Mu to e gamma and matching at mW

TL;DR

This paper develops a method to translate experimental limits on muon-to-electron flavor-changing processes into constraints on new physics models at high energy scales, using effective field theory and renormalization group techniques.

Contribution

It constructs a basis of invariant operators, performs one-loop RG running, and matches onto SU(2)-invariant operators at mW to connect low-energy constraints with high-energy physics.

Findings

Constraints on flavor-changing interactions of Z and Higgs are consistent with previous bounds.

The method accurately translates   gamma bounds to high energy scales.

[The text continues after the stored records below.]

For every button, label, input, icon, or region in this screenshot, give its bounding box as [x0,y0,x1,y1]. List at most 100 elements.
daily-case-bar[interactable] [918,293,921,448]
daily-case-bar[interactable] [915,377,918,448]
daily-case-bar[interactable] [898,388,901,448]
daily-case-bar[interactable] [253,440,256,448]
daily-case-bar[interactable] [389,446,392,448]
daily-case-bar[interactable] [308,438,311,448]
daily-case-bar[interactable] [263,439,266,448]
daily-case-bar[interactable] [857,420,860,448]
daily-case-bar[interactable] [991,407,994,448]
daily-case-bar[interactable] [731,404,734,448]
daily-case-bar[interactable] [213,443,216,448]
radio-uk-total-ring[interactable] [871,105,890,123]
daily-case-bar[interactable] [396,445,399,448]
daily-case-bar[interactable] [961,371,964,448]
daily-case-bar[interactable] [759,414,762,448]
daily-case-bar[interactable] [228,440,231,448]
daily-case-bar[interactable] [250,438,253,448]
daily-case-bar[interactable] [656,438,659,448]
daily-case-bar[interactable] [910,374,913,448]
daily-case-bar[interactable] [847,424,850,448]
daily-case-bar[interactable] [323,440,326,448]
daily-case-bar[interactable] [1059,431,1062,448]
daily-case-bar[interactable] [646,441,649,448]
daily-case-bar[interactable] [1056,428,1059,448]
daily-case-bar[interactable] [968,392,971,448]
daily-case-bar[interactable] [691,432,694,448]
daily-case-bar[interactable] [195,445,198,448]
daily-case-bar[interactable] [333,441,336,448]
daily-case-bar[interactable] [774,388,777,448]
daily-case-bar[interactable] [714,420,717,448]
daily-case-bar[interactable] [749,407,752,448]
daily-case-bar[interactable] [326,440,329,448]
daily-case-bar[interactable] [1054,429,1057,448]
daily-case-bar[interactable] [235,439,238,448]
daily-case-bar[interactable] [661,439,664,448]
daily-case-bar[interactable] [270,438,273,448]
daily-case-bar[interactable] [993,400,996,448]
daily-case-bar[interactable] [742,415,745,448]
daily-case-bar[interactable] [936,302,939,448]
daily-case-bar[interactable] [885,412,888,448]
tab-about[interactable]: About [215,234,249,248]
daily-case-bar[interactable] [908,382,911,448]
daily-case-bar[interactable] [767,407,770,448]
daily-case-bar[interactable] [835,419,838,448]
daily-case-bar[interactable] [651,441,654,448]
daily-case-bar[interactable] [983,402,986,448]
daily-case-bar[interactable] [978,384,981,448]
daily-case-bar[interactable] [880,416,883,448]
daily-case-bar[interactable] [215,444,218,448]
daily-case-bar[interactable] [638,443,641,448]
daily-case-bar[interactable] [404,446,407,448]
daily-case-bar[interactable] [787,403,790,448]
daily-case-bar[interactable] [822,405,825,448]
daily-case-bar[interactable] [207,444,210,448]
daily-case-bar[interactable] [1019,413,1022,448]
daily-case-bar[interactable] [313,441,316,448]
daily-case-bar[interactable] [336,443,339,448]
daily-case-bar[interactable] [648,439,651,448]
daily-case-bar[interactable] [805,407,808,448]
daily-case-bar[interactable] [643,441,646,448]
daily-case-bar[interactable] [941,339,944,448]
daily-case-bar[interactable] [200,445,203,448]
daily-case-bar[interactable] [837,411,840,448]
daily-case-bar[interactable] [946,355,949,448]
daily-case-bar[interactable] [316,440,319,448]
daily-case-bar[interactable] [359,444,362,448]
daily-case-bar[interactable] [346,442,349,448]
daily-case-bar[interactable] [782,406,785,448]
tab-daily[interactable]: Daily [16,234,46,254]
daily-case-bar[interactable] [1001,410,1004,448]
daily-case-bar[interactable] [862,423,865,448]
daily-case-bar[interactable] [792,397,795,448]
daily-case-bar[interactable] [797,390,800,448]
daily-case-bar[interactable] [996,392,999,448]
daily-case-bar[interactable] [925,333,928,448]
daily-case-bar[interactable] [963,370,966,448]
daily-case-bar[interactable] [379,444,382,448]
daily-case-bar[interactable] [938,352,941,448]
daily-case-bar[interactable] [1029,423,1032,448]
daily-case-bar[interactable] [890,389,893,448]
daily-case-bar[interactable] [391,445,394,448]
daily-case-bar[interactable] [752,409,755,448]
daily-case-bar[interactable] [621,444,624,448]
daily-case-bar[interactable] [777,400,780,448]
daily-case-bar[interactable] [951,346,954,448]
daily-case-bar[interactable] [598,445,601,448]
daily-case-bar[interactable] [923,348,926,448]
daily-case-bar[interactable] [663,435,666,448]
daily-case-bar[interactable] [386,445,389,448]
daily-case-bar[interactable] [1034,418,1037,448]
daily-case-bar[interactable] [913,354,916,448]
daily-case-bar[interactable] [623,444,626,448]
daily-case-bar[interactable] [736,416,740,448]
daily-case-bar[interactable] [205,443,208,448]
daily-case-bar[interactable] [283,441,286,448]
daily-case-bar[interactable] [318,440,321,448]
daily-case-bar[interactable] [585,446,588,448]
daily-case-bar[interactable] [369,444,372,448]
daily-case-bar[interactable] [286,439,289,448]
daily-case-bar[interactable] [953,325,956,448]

The analysis highlights differences from previous EFT approaches.

Abstract

Several experiments search for \mu - e flavour change, for instance in \mu ->e conversion, \mu-> e \gamma, and \mu -> 3e. This paper studies how to translate these experimental constraints from low energy to a New Physics scale M >> mW. A basis of QCD and QED-invariant operators (as appropriate below mW) is constructed, then run to mW with one-loop RGEs of QCD and QED. At mW, these operators are matched onto SU(2)-invariant dimension-six operators, which can continue to run up with electroweak RGEs. As an example, the \mu-> e \gamma bound is translated to the scale M, where it constrains two sums of operators. The constraints differ from those obtained in previous EFT analyses of \mu -> e \gamma, but reproduce the expected bounds on flavour-changing interactions of the Z and the Higgs, because the matching at mW is pragmatically performed to the loop order required to get the "leading" contribution.